The 1800s Thoroughbred Lexington had a profound influence in the breeding shed of the Thoroughbred industry. One of his sons, Harry Bassett, shared a contemporary stage with historic figures such as Queen Victoria, Ulysses S. Grant, P.T. Barnum, Susan B. Anthtony, Jesse James, and even a famous cow owned by Mrs. O’Leary.
Harry Bassett’s sire left a huge legacy. Lexington fathered a colt named Preakness, winner of the first Dinner Party Stakes, which was later renamed for its initial victor. He continued to breed three Preakness Stakes winners of the 1800s, Tom Ochiltree (1875), a bay gelding named Shirley (1876), and Duke of Magenta (1878), as well as grand- or great-grandsiring 15 Kentucky Derby winners, including Aristides, the Derby’s historic first winner.
Within this broad scenario Harry Bassett was foaled in 1868, a son of Lexington out of Canary Bird, by Albion. He grew to a large speciman of 16.5 hands and 1,300 pounds.
Harry Bassett Is Choice of the Historic Review Committee
The National Museum Racing Hall of Fame Historic Review Committee was brought into action, as well as the Steeplechase Committee, to review accomplishments of Thoroughbreds and members of the Thoroughbred industry of pre-modern years and to recommend those established records for award purposes.
Harry Bassett’s record as a registered Thoroughbred merited such review, as suggested by the committee.
Unbeaten in nine starts at age three, Harry Bassett won 20 of his first 24 races and 23 of 36 career contests. His total record included five seconds and three thirds as well.

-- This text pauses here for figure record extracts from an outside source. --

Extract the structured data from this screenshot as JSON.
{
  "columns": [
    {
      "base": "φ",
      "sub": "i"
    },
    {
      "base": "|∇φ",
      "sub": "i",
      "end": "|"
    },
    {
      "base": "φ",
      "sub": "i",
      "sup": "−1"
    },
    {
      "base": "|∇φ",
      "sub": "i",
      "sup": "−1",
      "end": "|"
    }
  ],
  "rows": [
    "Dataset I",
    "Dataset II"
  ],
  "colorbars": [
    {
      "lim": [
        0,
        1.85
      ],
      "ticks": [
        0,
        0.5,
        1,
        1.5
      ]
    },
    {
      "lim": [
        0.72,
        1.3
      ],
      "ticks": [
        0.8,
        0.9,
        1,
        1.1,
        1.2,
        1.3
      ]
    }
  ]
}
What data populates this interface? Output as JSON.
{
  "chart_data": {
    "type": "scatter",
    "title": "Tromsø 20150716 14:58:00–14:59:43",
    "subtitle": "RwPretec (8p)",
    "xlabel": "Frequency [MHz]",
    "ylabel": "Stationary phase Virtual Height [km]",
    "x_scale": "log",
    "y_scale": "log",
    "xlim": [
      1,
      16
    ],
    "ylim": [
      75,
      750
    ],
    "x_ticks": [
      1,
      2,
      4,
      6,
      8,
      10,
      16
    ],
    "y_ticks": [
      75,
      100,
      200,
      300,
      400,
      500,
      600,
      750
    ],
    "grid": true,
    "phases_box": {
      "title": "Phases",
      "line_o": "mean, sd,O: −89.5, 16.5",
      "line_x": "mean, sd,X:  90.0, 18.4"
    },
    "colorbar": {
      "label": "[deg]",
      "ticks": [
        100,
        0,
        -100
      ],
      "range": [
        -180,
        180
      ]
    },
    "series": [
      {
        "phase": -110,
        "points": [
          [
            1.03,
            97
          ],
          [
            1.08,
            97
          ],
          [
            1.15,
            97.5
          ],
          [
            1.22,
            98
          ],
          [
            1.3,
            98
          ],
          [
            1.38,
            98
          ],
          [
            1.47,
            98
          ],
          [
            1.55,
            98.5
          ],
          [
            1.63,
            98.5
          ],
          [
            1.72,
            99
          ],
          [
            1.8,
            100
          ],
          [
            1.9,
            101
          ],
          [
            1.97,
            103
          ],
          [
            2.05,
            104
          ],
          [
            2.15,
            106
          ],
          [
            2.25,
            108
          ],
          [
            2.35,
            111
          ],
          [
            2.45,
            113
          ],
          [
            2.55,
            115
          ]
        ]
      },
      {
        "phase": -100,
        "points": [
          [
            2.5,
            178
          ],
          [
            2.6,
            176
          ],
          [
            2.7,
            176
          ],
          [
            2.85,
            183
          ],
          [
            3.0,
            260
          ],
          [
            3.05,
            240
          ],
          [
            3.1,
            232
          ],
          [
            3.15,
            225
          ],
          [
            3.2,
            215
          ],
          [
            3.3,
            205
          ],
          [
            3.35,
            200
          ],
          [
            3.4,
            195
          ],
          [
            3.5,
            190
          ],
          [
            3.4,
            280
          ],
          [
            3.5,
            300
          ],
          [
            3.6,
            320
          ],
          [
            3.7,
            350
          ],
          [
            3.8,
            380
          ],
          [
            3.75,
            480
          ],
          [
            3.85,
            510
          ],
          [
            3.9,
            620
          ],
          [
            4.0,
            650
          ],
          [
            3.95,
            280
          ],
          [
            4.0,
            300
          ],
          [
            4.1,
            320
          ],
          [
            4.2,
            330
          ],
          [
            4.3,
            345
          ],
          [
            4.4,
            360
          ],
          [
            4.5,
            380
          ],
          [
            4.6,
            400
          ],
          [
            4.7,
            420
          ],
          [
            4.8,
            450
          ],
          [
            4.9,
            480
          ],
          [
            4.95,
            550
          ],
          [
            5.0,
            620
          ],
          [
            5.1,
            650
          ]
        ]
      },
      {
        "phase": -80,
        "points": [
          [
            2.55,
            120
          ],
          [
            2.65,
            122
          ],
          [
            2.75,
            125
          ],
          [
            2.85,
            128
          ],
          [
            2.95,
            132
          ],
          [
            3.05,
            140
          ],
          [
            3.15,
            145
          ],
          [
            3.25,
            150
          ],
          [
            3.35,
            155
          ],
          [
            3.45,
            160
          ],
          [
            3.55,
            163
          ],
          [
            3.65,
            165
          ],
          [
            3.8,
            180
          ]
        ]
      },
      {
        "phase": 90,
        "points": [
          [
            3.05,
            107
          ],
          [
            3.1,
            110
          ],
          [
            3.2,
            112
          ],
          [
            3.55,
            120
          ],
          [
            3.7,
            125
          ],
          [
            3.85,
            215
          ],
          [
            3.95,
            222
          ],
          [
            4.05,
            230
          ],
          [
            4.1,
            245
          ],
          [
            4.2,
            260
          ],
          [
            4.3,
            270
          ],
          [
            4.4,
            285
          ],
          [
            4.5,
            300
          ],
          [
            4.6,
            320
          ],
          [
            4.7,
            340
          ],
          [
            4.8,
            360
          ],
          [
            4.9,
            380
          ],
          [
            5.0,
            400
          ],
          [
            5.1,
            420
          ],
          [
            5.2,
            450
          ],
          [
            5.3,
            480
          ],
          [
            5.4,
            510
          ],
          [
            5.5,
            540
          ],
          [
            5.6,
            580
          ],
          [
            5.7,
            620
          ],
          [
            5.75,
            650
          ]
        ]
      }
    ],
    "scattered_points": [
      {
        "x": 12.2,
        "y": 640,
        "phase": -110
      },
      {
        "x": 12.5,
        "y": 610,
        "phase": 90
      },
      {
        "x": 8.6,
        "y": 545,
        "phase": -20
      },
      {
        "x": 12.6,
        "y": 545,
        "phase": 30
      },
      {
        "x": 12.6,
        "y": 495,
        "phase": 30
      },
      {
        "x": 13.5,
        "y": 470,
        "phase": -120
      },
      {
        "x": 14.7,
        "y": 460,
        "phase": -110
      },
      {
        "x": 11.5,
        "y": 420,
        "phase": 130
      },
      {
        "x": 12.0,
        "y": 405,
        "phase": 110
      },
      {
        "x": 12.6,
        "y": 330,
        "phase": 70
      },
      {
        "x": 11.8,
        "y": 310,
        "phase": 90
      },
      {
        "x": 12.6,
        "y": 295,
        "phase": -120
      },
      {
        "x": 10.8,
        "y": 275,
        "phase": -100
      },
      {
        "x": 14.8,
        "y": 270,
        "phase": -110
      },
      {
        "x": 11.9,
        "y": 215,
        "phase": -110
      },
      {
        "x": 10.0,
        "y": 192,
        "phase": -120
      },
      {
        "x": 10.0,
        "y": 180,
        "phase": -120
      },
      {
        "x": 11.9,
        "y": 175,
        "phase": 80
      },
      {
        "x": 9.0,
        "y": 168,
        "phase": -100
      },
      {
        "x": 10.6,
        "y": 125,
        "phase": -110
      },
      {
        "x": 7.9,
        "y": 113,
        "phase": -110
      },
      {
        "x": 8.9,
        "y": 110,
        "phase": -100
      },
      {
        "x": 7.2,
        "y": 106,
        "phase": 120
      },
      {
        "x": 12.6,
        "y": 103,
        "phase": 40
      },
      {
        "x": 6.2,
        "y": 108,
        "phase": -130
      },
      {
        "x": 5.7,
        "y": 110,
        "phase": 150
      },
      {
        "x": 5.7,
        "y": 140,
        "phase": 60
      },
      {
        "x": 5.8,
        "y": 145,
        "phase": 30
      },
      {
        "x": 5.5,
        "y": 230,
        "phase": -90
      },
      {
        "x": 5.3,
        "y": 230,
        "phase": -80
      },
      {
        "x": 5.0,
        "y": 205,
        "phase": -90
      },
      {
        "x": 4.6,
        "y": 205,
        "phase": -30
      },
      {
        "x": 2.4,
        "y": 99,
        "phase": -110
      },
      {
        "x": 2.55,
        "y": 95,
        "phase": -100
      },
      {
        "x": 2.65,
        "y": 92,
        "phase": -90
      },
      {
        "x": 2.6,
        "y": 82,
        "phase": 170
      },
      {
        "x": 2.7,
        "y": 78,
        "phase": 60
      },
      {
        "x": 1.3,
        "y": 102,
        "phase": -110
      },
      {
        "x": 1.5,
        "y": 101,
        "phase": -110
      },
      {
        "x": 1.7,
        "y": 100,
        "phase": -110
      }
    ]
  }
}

In track earnings, Harry Bassett bankrolled $55,920 for his owner, Colonel David McDaniel. Harry Bassett originally sold for $315 at the Woodburn Stud sale as a yearling. It would take about $5,100 in today’s market to equal that value.
The Belmont Stakes, the Travers Stakes, the Jersey Derby, and the Saratoga Cup were among the races Harry Bassett won in his prime.
Colonel McDaniel was also Harry Bassett’s trainer. The colt was bred in Kentucky by A. J. Alexander.
Hall of Fame Induction at Saratoga
Retired jockey Gary Stevens served as a past honoree speaker at the National Museum and Racing Hall of Fame 2010 induction ceremonies held at Saratoga Springs, New York on August 13.
The other two Historic Review Committee inductees were jockey Don Pierce and a trainer Pierce often worked for, M.E. “Buster” Millerick.
The four contemporary inductees elected by the 182 NMR’s Hall of Fame members were jockey Randy Romero and Thoroughbreds Azeri, Best Pal, and Point Given, who was ridden regularly by Stevens.